Ma se non ci sorprende l'atteggiamento del governo israeliano, che ha sempre saputo come approfittare dell'appoggio della lobby sionista statunitense, l'AIPAC in particolare, per liquidare la questione palestinese e mettere fine al diritto al ritorno, possiamo invece essere molto inquieti rispetto alla linea politica dell'Autorità palestinese. Una linea che va nel senso delle esigenze statunitensi, che accetta senza alcuna resistenza il ritorno al tavolo dei negoziati bilaterali al di fuori delle Nazioni Unite e che passa sotto silenzio i progetti di colonizzazione del governo israeliano. Una linea che John Kerry ha qualificato di "sacrificio", poiché, secondo fonti molto informate, l'Autorità palestinese sarebbe d'accordo sulla soppressione della clausola concernente il diritto al ritorno e avrebbe accettato che una parte dei negoziati si tenga nel segreto più totale, ricordando in tal modo altri tempi, quelli cioè che precedettero la firma degli Accordi di Oslo e tutte le tragedie che ne seguirono per il popolo palestinese.
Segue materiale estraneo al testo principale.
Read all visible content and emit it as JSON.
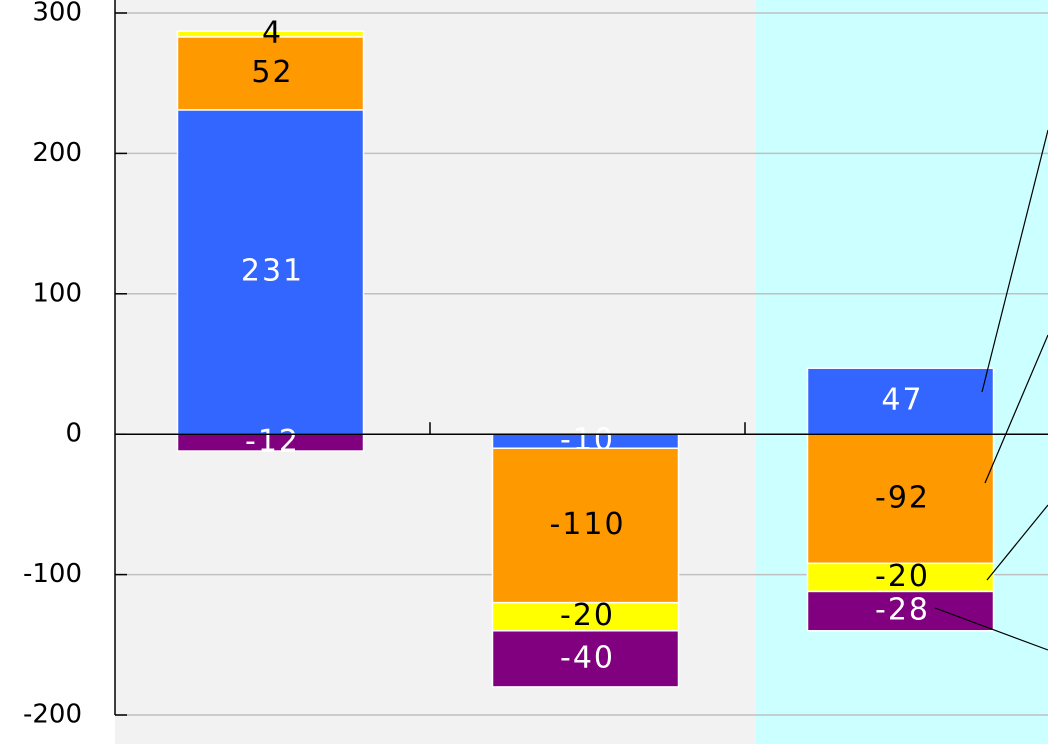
{
  "chart_data": {
    "type": "stacked_bar",
    "categories": [
      null,
      null,
      null
    ],
    "series": [
      {
        "color": "#3366ff",
        "values": [
          231,
          -10,
          47
        ]
      },
      {
        "color": "#ff9900",
        "values": [
          52,
          -110,
          -92
        ]
      },
      {
        "color": "#ffff00",
        "values": [
          4,
          -20,
          -20
        ]
      },
      {
        "color": "#800080",
        "values": [
          -12,
          -40,
          -28
        ]
      }
    ],
    "ylim": [
      -200,
      300
    ],
    "yticks": [
      -200,
      -100,
      0,
      100,
      200,
      300
    ],
    "grid": true,
    "highlight_category": 2
  }
}
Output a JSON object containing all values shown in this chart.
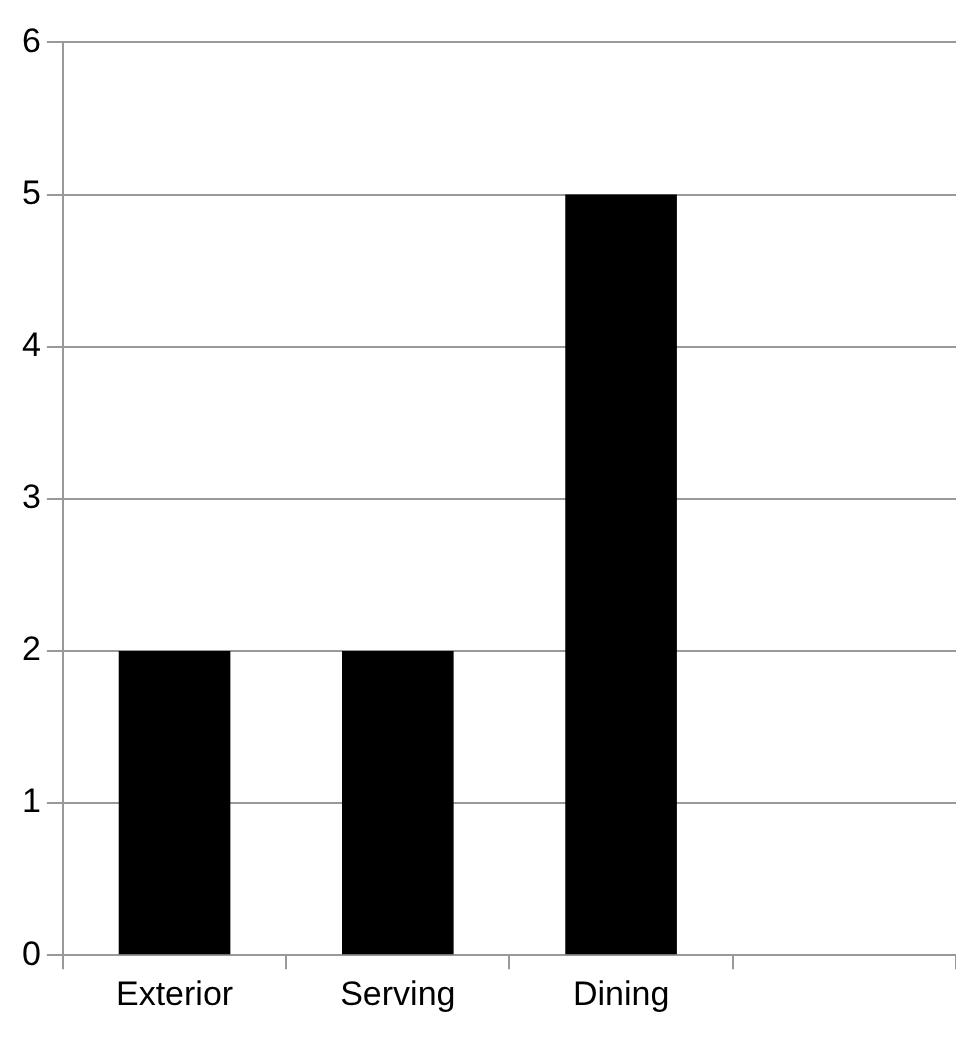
{
  "chart_data": {
    "type": "bar",
    "categories": [
      "Exterior",
      "Serving",
      "Dining",
      null
    ],
    "values": [
      2,
      2,
      5,
      null
    ],
    "color": "#000000",
    "ylim": [
      0,
      6
    ],
    "yticks": [
      0,
      1,
      2,
      3,
      4,
      5,
      6
    ],
    "grid": "y",
    "legend": false
  }
}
Ecco perché si prevedono tempi difficili, di nuovo, per il popolo palestinese, tanto in Cisgiordania che a Gaza, poiché il nuovo piano Usa accorda una nuova vittoria agli israeliani, permettendogli di avanzare nel loro progetto di eliminare ogni possibilità di vedere rinascere lo Stato palestinese…

John Kerry aveva presentato "l'Accordo-quadro" come un puzzle i cui pezzi vanno a poco a poco messi a posto dopo attenta riflessione. Fino ad ora, questo "gioco" è riuscito bene agli israeliani, perché il negoziatore palestinese ha lasciato fare. Continuerà così? E cosa farà la sinistra palestinese per opporsi al nuovo progetto statunitense e riprendere in mano la situazione?

Questa è la domanda.

Articolo apparso sul bimenstrale "An Nidaa
Numero 229, 17 gennaio 2014

NdT
1. Wadi Ara o Valle d'Ara, zona a maggioranza palestinese. Situata a sud-est di Haifa, è chiamata "triangolo" i cui vertici sono i villaggi di Musmus a nord, di Barqaa a est e di Taibe a sud.